George Shultz, former head of the U.S. Treasury and State departments, died Saturday. He was 100 years old.
“Our colleague was a great American statesman and a true patriot in every sense of the word. He will be remembered in history as a man who made the world a better place,” said Condoleezza Rice, former Secretary of State and current director of the Hoover Institution, in a release sent to Newsweek.
Shultz held three different cabinet positions under former President Richard Nixon, including Treasury secretary, director of Management and Budget, and Labor secretary.
Shultz also served for six years as former President Ronald Reagan’s secretary of state, where he helped shape U.S. foreign policy during the closed phase of the Cold War.
He encouraged Reagan to pursue dialogue with Soviet Union leaders despite opposition from the Pentagon and other government officials at the time.

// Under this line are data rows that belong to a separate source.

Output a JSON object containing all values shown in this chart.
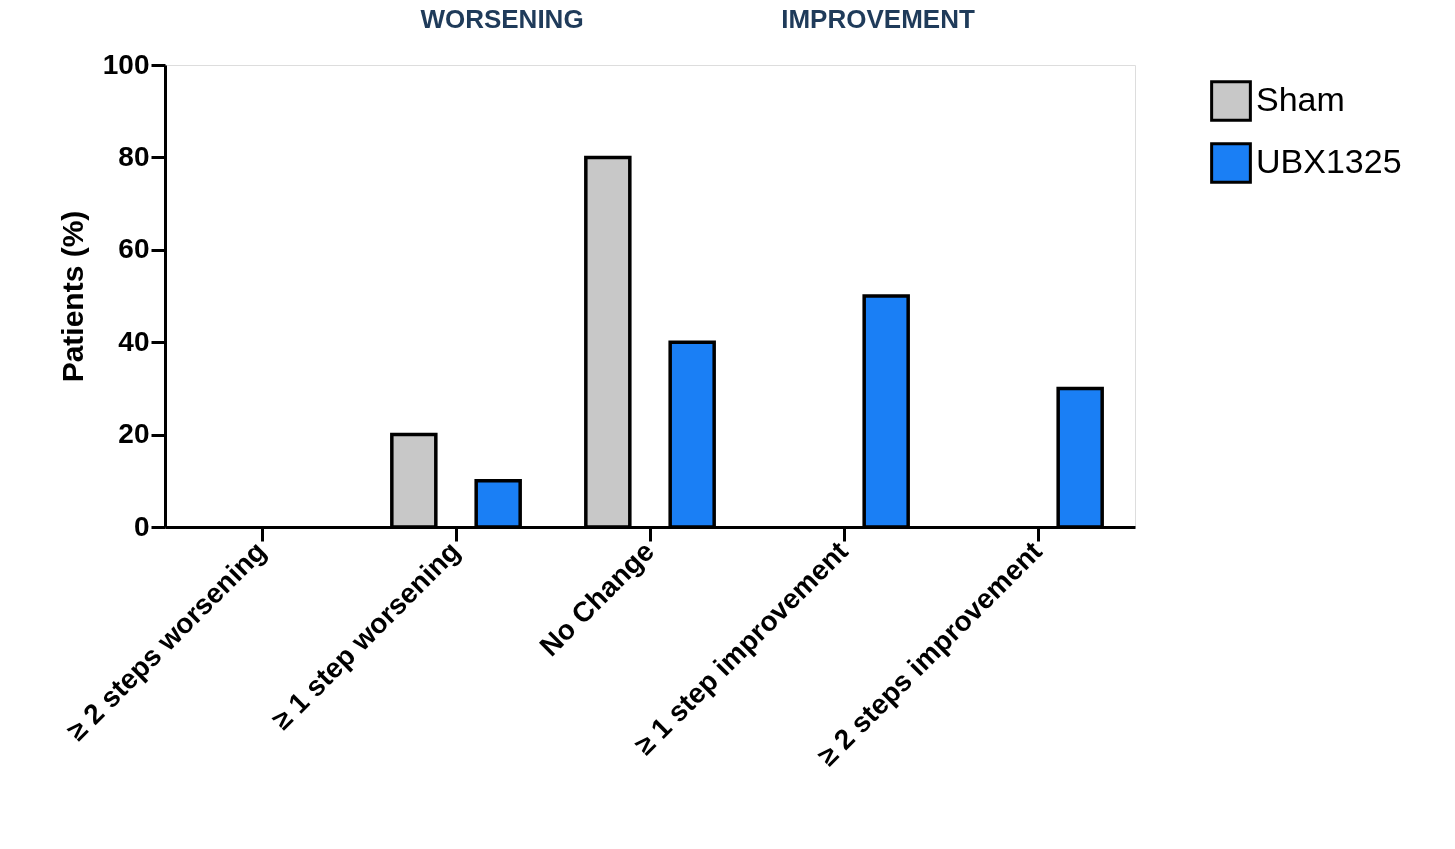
{
  "chart_data": {
    "type": "bar",
    "ylabel": "Patients (%)",
    "categories": [
      "≥ 2 steps worsening",
      "≥ 1 step worsening",
      "No Change",
      "≥ 1 step improvement",
      "≥ 2 steps improvement"
    ],
    "series": [
      {
        "name": "Sham",
        "color": "#c8c8c8",
        "values": [
          0,
          20,
          80,
          0,
          0
        ]
      },
      {
        "name": "UBX1325",
        "color": "#1a7ff5",
        "values": [
          0,
          10,
          40,
          50,
          30
        ]
      }
    ],
    "ylim": [
      0,
      100
    ],
    "yticks": [
      0,
      20,
      40,
      60,
      80,
      100
    ],
    "grid": false,
    "legend": "top right",
    "annotations": [
      "WORSENING",
      "IMPROVEMENT"
    ]
  }
}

“I always thought of Shultz as a stabilizer,” John Lewis Gaddis, Yale University professor and Cold War historian, told The Wall Street Journal. “If you think of great ships going across the ocean, the captain sets the course, but somebody has to keep it on course.”
Shultz was also one of eight former Treasury secretaries who signed a letter urging the Senate to promptly confirm the appointment of Janet Yellen to the position in January, claiming that delaying confirmation would “create unnecessary risk.” Yellen was confirmed later that month.
Shultz celebrated his 100th birthday on December 13 at a virtual gathering at the Hoover Institution.
Before his centennial celebration, Shultz wrote an op-ed for The Washington Post entitled “The 10 Most Important Things I’ve Learned About Trust Over My 100 Years.”
“I’ve learned much over that time, but looking back, I’m struck that there is one lesson I learned early and then relearned over and over: Trust is the coin of the realm,” wrote Shultz.
“When trust was in the room, whatever room that was—the family room, the schoolroom, the locker room, the office room, the government room or the military room—good things happened,” Shultz added. “When trust was not in the room, good things did not happen.”
Shultz died in his home in California.
He is survived by his wife, Charlotte Mailliard Shultz, and his five children—Margaret Ann Tilsworth, Kathlee Pratt Shultz Jorgensen, Peter Milton Shultz, Barbara Lennox Shultz White, and Alexander George Shultz—as well as 11 grandchildren and nine great-grandchildren.